At the end of the infancy narrative, Luke wrote, “The child grew and became strong, filled with wisdom; and the favor of God was upon him.” (v. 40) As an infant in the manger, Jesus was not consciously aware of his unique divine and human nature. Luke shows that Jesus at 12 he was becoming aware of being God incognito who would bring many siblings into his Father’s house. Luke suggests that awareness kept growing when he wrote that “Jesus increased in wisdom and in years and in divine and human favor.” (v. 52)
The voice of the Father and the coming of the Spirit at Jesus’ baptism confirmed this as he began his ministry.
Despite some pious art, at 12 Jesus was not teaching in the Temple. He was listening and asking questions. The amazement of those who heard him was at how well he entered into the rabbinic model of answering questions with deeper questions. Jesus was learning and growing.
When Jesus said, “Did you not know I must be in my Father’s house?” (v. 49) he was an ordinary 12 year old oblivious to his parents’ anxiety, and at the same time affirming his awareness of his relationship with God.
How can we in the 21st century recognize God incognito in Jesus as his siblings in our Father’s house?
As we meet Jesus in the Gospels, we can easily be amazed at his miraculous power and think of him as the big brother who gets our Father to indulge us.

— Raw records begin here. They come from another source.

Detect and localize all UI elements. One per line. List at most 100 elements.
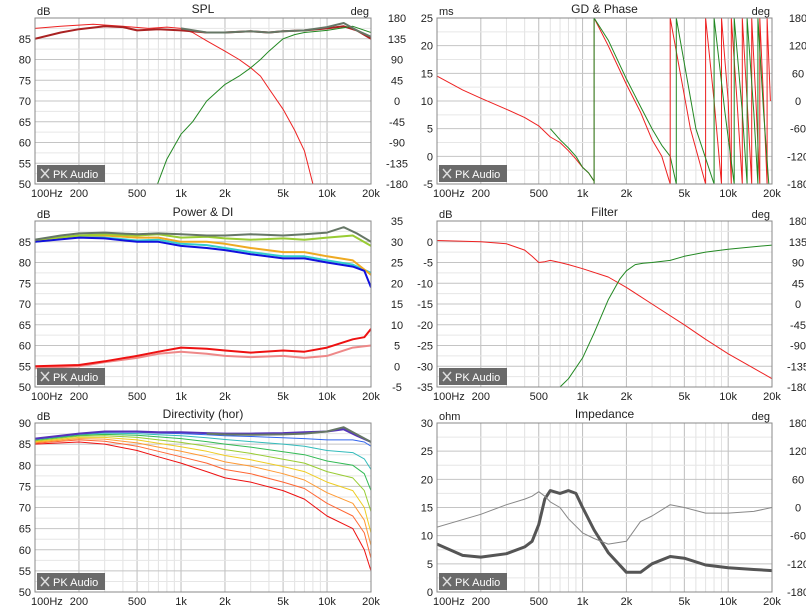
y-right-tick: 0: [795, 299, 801, 311]
y-left-tick: 25: [421, 446, 433, 458]
y-right-tick: 120: [789, 446, 806, 458]
chart-title: Impedance: [575, 407, 635, 421]
y-right-tick: -90: [389, 138, 405, 150]
y-left-unit: dB: [37, 411, 50, 423]
y-left-unit: ohm: [439, 411, 460, 423]
y-right-tick: 30: [391, 237, 403, 249]
y-right-tick: 90: [391, 55, 403, 67]
x-tick: 1k: [175, 391, 187, 403]
x-tick: 1k: [175, 596, 187, 608]
y-right-tick: 5: [394, 341, 400, 353]
watermark-badge: [439, 165, 507, 182]
x-tick: 20k: [362, 596, 380, 608]
x-tick: 500: [128, 391, 146, 403]
x-tick: 200: [472, 188, 490, 200]
series-line-3: [593, 18, 671, 184]
pk-audio-watermark: PK Audio: [37, 165, 105, 182]
y-left-tick: 80: [19, 258, 31, 270]
x-tick: 200: [70, 596, 88, 608]
y-right-tick: 180: [789, 216, 806, 228]
y-left-tick: 65: [19, 117, 31, 129]
series-group: [35, 226, 371, 370]
y-right-tick: -90: [790, 341, 806, 353]
series-line-2: [437, 491, 772, 545]
y-right-tick: -60: [790, 124, 806, 136]
y-left-tick: 70: [19, 96, 31, 108]
y-right-unit: deg: [752, 209, 770, 221]
y-right-tick: -120: [787, 151, 806, 163]
watermark-text: PK Audio: [455, 372, 500, 384]
series-line-5: [35, 236, 371, 288]
y-right-unit: deg: [752, 411, 770, 423]
x-tick: 200: [472, 596, 490, 608]
y-right-tick: 10: [391, 320, 403, 332]
y-right-tick: -60: [790, 531, 806, 543]
x-tick: 2k: [621, 596, 633, 608]
x-tick: 20k: [362, 188, 380, 200]
y-left-unit: ms: [439, 6, 454, 18]
y-left-tick: 65: [19, 524, 31, 536]
x-tick: 100Hz: [433, 596, 465, 608]
x-tick: 10k: [719, 596, 737, 608]
series-line-5: [669, 18, 771, 184]
y-right-tick: 25: [391, 258, 403, 270]
y-left-tick: -35: [417, 382, 433, 394]
x-tick: 5k: [277, 596, 289, 608]
watermark-badge: [439, 368, 507, 385]
x-tick: 200: [472, 391, 490, 403]
series-line-2: [35, 439, 371, 559]
series-line-6: [35, 233, 371, 247]
y-left-unit: dB: [37, 209, 50, 221]
watermark-logo-icon: [40, 576, 50, 587]
y-right-tick: -180: [386, 179, 408, 191]
x-tick: 5k: [679, 188, 691, 200]
y-left-tick: 90: [19, 418, 31, 430]
watermark-logo-icon: [442, 168, 452, 179]
y-right-tick: -180: [787, 587, 806, 599]
y-left-tick: 55: [19, 566, 31, 578]
watermark-badge: [439, 573, 507, 590]
y-right-tick: 60: [792, 68, 804, 80]
series-group: [35, 22, 371, 184]
watermark-text: PK Audio: [455, 169, 500, 181]
y-left-tick: 75: [19, 481, 31, 493]
x-tick: 10k: [318, 188, 336, 200]
x-tick: 100Hz: [31, 391, 63, 403]
pk-audio-watermark: PK Audio: [37, 573, 105, 590]
x-tick: 1k: [577, 391, 589, 403]
x-tick: 20k: [763, 188, 781, 200]
watermark-logo-icon: [40, 371, 50, 382]
y-left-tick: 50: [19, 179, 31, 191]
y-right-tick: -180: [787, 382, 806, 394]
watermark-text: PK Audio: [53, 577, 98, 589]
y-right-tick: 15: [391, 299, 403, 311]
y-left-tick: 60: [19, 545, 31, 557]
y-left-tick: 0: [427, 151, 433, 163]
x-tick: 100Hz: [31, 596, 63, 608]
y-left-tick: 50: [19, 382, 31, 394]
y-left-tick: 25: [421, 13, 433, 25]
watermark-text: PK Audio: [455, 577, 500, 589]
x-tick: 2k: [219, 391, 231, 403]
y-left-tick: 80: [19, 55, 31, 67]
chart-title: Directivity (hor): [163, 407, 244, 421]
series-line-4: [180, 22, 371, 38]
y-left-tick: -5: [423, 258, 433, 270]
series-line-4: [35, 234, 371, 276]
y-left-tick: -10: [417, 278, 433, 290]
x-tick: 20k: [362, 391, 380, 403]
watermark-badge: [37, 368, 105, 385]
series-line-7: [35, 226, 371, 243]
y-right-tick: -180: [787, 179, 806, 191]
x-tick: 10k: [719, 188, 737, 200]
y-right-unit: deg: [351, 6, 369, 18]
y-right-tick: 135: [789, 237, 806, 249]
y-left-tick: 20: [421, 474, 433, 486]
plot-frame: [34, 17, 372, 185]
watermark-text: PK Audio: [53, 169, 98, 181]
series-line-1: [35, 441, 371, 572]
plot-frame: [34, 422, 372, 593]
y-left-tick: 15: [421, 68, 433, 80]
y-left-unit: dB: [37, 6, 50, 18]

But as we ponder more deeply God incognito hidden in the ordinariness of Jesus, we will necessarily puzzle and wrestle with the implications of the creator of the universe entering our entirely ordinary lives in Jesus.
“In my Father’s house” is broad and sometimes translated “about my Father’s business.” By being about our Father’s business as the obvious, consuming reality of our lives and recognizing God incognito in our elder brother Jesus, we affirm that we are Jesus’ siblings, comfortable at home with him in our Father’s house.